The sculptor, of course, noticed it at once.Beside this, a feature which gave him more in common with Verlaine than with Socrates was his pair of small, deep-set and terrifyingly piercing eyes. But whereas in the great poet these eyes were sombre and rather lacklustre (judging by Carriere’s portrait), with Lenin they are mocking, full of irony, glittering with intelligence and a kind of teasing mirth. Only when he speaks do they become sombre and literally hypnotic. Lenin has very small eyes but they are so expressive, so inspired that later I was often to find myself admiring their spontaneous vivacity.
The eyes of Socrates, to judge by the busts of him, were rather more protuberant.
In the lower part of the head there is a further significant resemblance, especially when Lenin’s beard is more or less fully grown. With Socrates, Verlaine and Lenin the beard grows in a similar way, slightly jutting and untidy. With all three the lower region of the face is somewhat shapeless, as if flung together as an afterthought.

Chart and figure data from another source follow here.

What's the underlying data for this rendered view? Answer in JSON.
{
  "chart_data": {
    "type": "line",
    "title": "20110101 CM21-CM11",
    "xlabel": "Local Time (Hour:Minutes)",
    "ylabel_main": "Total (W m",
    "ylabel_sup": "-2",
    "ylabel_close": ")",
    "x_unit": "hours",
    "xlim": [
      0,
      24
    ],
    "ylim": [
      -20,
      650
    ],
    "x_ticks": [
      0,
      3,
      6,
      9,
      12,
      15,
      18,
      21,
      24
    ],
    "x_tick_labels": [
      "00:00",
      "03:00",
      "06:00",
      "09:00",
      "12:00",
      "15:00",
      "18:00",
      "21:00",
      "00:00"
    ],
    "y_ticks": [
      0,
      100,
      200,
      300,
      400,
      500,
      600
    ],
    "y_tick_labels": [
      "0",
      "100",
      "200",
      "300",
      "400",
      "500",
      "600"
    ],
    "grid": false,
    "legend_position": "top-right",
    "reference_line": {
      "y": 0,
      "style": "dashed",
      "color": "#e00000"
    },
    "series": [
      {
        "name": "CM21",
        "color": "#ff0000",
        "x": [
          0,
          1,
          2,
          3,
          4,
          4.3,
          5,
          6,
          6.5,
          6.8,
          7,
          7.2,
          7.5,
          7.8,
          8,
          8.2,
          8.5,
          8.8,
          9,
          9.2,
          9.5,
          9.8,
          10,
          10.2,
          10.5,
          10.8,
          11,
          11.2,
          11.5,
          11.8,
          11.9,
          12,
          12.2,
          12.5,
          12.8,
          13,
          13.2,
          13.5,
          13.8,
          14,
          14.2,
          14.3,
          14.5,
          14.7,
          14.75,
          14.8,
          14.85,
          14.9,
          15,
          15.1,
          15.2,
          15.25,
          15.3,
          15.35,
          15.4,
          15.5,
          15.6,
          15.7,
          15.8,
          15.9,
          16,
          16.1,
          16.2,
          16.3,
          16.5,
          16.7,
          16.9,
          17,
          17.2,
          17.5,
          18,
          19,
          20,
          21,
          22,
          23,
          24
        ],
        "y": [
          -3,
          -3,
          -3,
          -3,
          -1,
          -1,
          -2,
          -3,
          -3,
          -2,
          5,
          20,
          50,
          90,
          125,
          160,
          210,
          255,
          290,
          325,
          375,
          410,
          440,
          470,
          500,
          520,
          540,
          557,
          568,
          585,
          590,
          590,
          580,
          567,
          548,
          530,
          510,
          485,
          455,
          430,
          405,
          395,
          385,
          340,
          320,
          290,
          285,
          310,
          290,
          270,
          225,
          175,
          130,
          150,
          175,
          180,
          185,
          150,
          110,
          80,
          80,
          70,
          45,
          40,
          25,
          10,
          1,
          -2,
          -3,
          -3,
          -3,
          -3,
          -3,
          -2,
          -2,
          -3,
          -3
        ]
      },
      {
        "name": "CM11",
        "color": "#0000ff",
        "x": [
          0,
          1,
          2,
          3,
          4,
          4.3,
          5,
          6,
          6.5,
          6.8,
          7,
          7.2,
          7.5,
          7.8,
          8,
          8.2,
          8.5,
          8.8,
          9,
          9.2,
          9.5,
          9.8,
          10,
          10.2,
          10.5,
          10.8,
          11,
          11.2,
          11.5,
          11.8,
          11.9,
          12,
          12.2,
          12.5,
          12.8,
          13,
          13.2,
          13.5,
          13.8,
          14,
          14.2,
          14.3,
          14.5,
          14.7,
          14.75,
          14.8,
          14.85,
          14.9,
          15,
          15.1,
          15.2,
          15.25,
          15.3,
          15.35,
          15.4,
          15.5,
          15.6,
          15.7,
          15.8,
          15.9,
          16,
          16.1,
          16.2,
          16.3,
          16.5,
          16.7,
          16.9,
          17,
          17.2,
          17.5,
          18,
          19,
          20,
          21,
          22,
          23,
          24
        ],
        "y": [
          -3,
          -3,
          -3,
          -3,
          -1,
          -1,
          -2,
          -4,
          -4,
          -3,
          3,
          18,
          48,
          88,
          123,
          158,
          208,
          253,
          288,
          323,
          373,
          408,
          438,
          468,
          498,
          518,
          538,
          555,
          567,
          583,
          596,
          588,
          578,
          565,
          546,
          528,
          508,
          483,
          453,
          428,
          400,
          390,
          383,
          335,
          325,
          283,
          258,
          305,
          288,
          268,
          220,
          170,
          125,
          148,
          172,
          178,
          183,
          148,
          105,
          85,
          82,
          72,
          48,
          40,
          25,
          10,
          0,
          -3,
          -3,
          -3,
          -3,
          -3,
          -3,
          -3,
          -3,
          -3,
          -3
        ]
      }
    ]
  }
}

A big nose and thick lips give Lenin something of a Tartar look, which in Russia is of course easily explicable.  But exactly the same or nearly the same nose and lips are to be found in Socrates, a fact particularly noticeable in Greece where a similar cast of features was usually only attributed to satyrs. It is the same with Verlaine. One of Verlaine’s close friends nicknamed him “The Kalmuck.” In the busts of the great philosopher, Socrates’ countenance chiefly bears the stamp of deep thought. I believe, however, that if there is a grain of truth in the descriptions of him left by Xenophon and Plato, Socrates must have been a man of wit and irony and that in the lively play of his features there would, I submit, have been an even greater likeness to those of Lenin than the bust shows. Equally there predominates in both the famous portraits of Verlaine that mood of melancholy, that minor-key air of decadence which of course dominated his poetry; everyone knows, however, that Verlaine, especially in the early stages of his drunken spells, was a man of gay and ironic temper and I believe that here again the likeness was more than is apparent.